De fato, ao contrário dos sistemas de engenharia, os sistemas tributários complexos dão errado porque um exército de contadores e advogados tributários altamente remunerados está pronto para tirar proveito de qualquer brecha que possa encontrar. Lembra quando o plano de estímulo do presidente Obama ofereceu créditos fiscais para carros elétricos? De repente, a venda de carrinhos de golfe decolou.

Com certeza, qualquer sistema tributário estará sujeito a apostas, e é por isso que sempre precisaremos da Receita Federal. Mas quanto mais usarmos impostos e incentivos fiscais estritamente direcionados, mais aposta haverá.

Preencher declarações de imposto de renda nunca será uma delícia. Mas se a reforma incluísse a simplificação, a tarefa poderia se tornar um pouco menos onerosa. E se alguns contadores e advogados tributaristas forem induzidos a se tornar engenheiros e médicos, a sociedade terá dado um grande passo na direção certa.”

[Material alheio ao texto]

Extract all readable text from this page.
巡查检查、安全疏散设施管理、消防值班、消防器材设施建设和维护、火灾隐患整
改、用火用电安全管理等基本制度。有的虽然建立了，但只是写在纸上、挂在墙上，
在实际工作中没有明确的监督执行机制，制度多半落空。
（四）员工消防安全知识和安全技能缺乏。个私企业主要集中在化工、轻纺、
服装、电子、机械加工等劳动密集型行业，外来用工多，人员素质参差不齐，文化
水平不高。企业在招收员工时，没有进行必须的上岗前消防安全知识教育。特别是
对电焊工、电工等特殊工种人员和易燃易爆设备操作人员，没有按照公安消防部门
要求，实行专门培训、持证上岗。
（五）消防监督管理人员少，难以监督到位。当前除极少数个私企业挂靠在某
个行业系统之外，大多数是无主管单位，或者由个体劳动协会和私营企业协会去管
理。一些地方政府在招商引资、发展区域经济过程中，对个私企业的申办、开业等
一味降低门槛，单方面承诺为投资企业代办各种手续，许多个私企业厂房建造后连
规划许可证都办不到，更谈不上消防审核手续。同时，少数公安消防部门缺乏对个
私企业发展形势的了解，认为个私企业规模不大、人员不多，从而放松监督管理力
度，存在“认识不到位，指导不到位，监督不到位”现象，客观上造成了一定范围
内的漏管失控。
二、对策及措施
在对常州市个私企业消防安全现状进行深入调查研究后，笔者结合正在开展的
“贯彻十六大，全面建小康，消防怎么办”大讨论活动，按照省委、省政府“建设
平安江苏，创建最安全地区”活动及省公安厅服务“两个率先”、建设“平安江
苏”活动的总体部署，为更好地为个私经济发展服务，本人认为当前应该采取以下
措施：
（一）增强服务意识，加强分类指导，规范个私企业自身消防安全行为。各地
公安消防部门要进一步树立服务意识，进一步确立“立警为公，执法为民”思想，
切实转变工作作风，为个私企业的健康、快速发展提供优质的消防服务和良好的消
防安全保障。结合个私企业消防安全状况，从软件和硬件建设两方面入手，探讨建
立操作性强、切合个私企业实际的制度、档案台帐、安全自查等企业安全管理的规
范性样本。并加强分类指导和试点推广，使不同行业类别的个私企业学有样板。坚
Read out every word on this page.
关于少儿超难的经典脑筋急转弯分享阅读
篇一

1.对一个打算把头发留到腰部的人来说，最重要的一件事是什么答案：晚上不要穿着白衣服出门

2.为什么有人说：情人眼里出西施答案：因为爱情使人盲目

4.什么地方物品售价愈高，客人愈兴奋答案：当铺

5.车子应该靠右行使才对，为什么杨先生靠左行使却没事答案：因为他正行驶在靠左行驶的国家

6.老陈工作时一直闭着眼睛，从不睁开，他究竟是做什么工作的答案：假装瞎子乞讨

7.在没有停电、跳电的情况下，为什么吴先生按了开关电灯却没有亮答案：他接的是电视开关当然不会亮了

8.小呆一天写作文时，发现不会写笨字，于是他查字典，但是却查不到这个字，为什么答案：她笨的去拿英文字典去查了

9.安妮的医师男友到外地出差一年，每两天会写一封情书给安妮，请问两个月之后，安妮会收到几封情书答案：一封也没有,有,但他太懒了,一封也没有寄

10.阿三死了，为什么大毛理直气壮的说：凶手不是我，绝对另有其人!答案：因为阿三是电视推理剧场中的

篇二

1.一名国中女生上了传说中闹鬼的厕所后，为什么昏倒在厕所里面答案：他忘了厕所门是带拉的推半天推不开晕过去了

Deixando de lado a estranha referência de Mankiw à “necessidade” da Receita Federal – como a nação sobreviveu antes de 1913? – isso é clichê de livre mercado. E, no entanto, Rothbard, o iconoclasta, imploraria para divergir:

      “Há… uma boa razão para pagarmos dinheiro a advogados e contadores tributários. Gastar dinheiro com eles não é mais um desperdício social do que a compra de cadeados, cofres ou cercas. Se não houvesse crime, o gasto com essas medidas de segurança seria um desperdício, mas há crime. Da mesma forma, pagamos dinheiro aos advogados e contadores porque, como cercas ou cadeados, eles são nossa defesa, nosso escudo e armadura, contra o fisco.”

Conclusão

Todo mundo sabe que o atual sistema tributário dos Estados Unidos – ou de qualquer outro país – é uma fonte gigante de ineficiência econômica. No entanto, uma perspectiva rothbardiana mostra que mesmo muitos dos economistas do livre mercado de hoje concedem muito ao governo quando se discute a reforma tributária.